Tonhalle Orchestra Zurich; David Zinman
RCA Red Seal 88697 72723 2
Until recently Switzerland’s Tonhalle Orchestra Zurich had little international prominence and, by comparison with Ernest Ansermet’s renowned Suisse Romande orchestra, a sadly meagre discography. That all changed with the arrival in 1995 of American conductor David Zinman. He brought an injection of fresh blood to this venerable ensemble and soon hit a home run with of a swiftly-paced, revisionist box set of Beethoven symphonies which sold over a million copies. The rejuvenating effect of his stewardship is confirmed by the genuine optimism and esprit-de-corps expressed in interviews with the members of the orchestra in an accompanying documentary covering the recording of the Sixth Symphony and the story behind its composition. (Incidentally, this DVD includes a visit to the control room where the producers claim with a straight face that they aren’t adjusting the balance through the mixing board. Not when the cameras are running, anyway.)
Few boxed sets of Mahler symphonies have ever proven themselves outstanding in all respects, though the Bernstein and Kubelik collections from the 1960s remain worthy contenders despite their age. Though Zinman’s excursion to the nine planets of Mahler’s known universe contains more hits than misses, there are a few disappointments along the way. The bulk of the ebullient First Symphony (Zinman includes the excised Blumine movement as an appendix) falls flat, the genial Fourth fails to smile, and the infinite longing of the first movement of the Ninth Symphony fails to register emotionally due to clumsy or non-existent tempo adjustments and less than subtle dynamic gradations.

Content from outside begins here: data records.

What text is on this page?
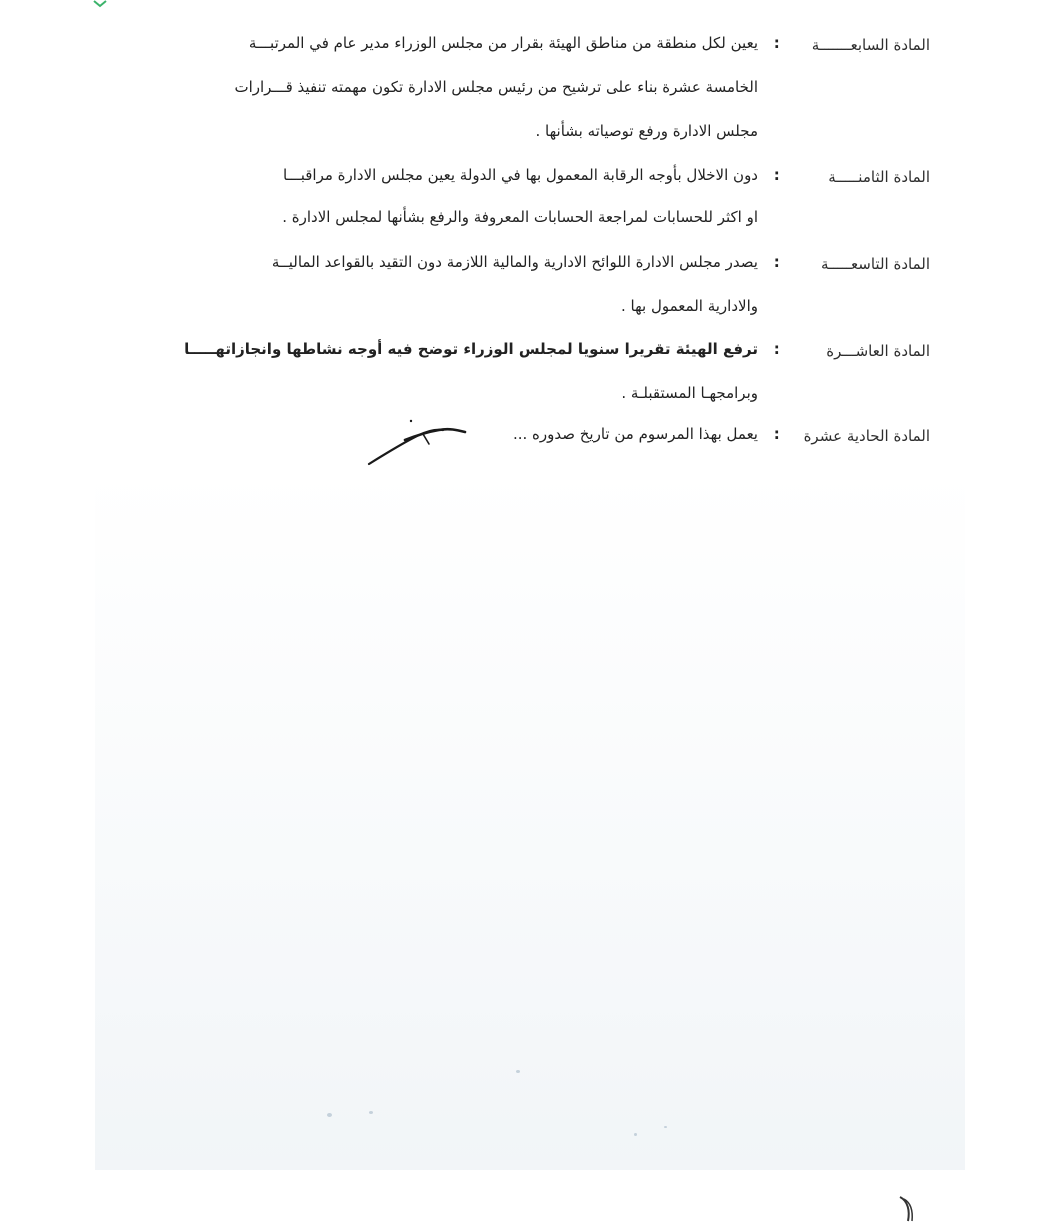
المادة السابعـــــــة
:
يعين لكل منطقة من مناطق الهيئة بقرار من مجلس الوزراء مدير عام في المرتبـــة
الخامسة عشرة بناء على ترشيح من رئيس مجلس الادارة تكون مهمته تنفيذ قـــرارات
مجلس الادارة ورفع توصياته بشأنها .
المادة الثامنـــــة
:
دون الاخلال بأوجه الرقابة المعمول بها في الدولة يعين مجلس الادارة مراقبـــا
او اكثر للحسابات لمراجعة الحسابات المعروفة والرفع بشأنها لمجلس الادارة .
المادة التاسعـــــة
:
يصدر مجلس الادارة اللوائح الادارية والمالية اللازمة دون التقيد بالقواعد الماليــة
والادارية المعمول بها .
المادة العاشـــرة
:
ترفع الهيئة تقريرا سنويا لمجلس الوزراء توضح فيه أوجه نشاطها وانجازاتهـــــا
وبرامجهـا المستقبلـة .
المادة الحادية عشرة
:
يعمل بهذا المرسوم من تاريخ صدوره ...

The more objective middle symphonies fare best, with an excellent Third and Fifth and highly effective Sixth and Seventh symphonies, the latter two distinguished by the sweetest, most contented cowbells I’ve ever heard. The choral symphonies, Two and Eight, feature world-class vocal soloists including Juliane Banse, Anna Larsson, Birgit Remmert and Anthony Dean Griffey backed by the magisterial WDR Rundfunkchor Köln.
The set concludes with the incomplete Tenth Symphony in the rarely-heard Clinton Carpenter version, an interventionist realization that attempts to flesh out the harmonies of Mahler’s extant sketches and incorporates quotations from his previous symphonies. I’m not entirely convinced by the results but it’s fascinating to hear this alternate to the prim and proper Deryck Cooke version. My reservations aside, the mid-range price, ample documentation and exemplary sonics (including an offbeat 4.1 (sic) SACD layer for ye boys what have such toys) make this an attractive proposition and a leading contender among the avalanche of recent releases in the ongoing Mahler celebrations.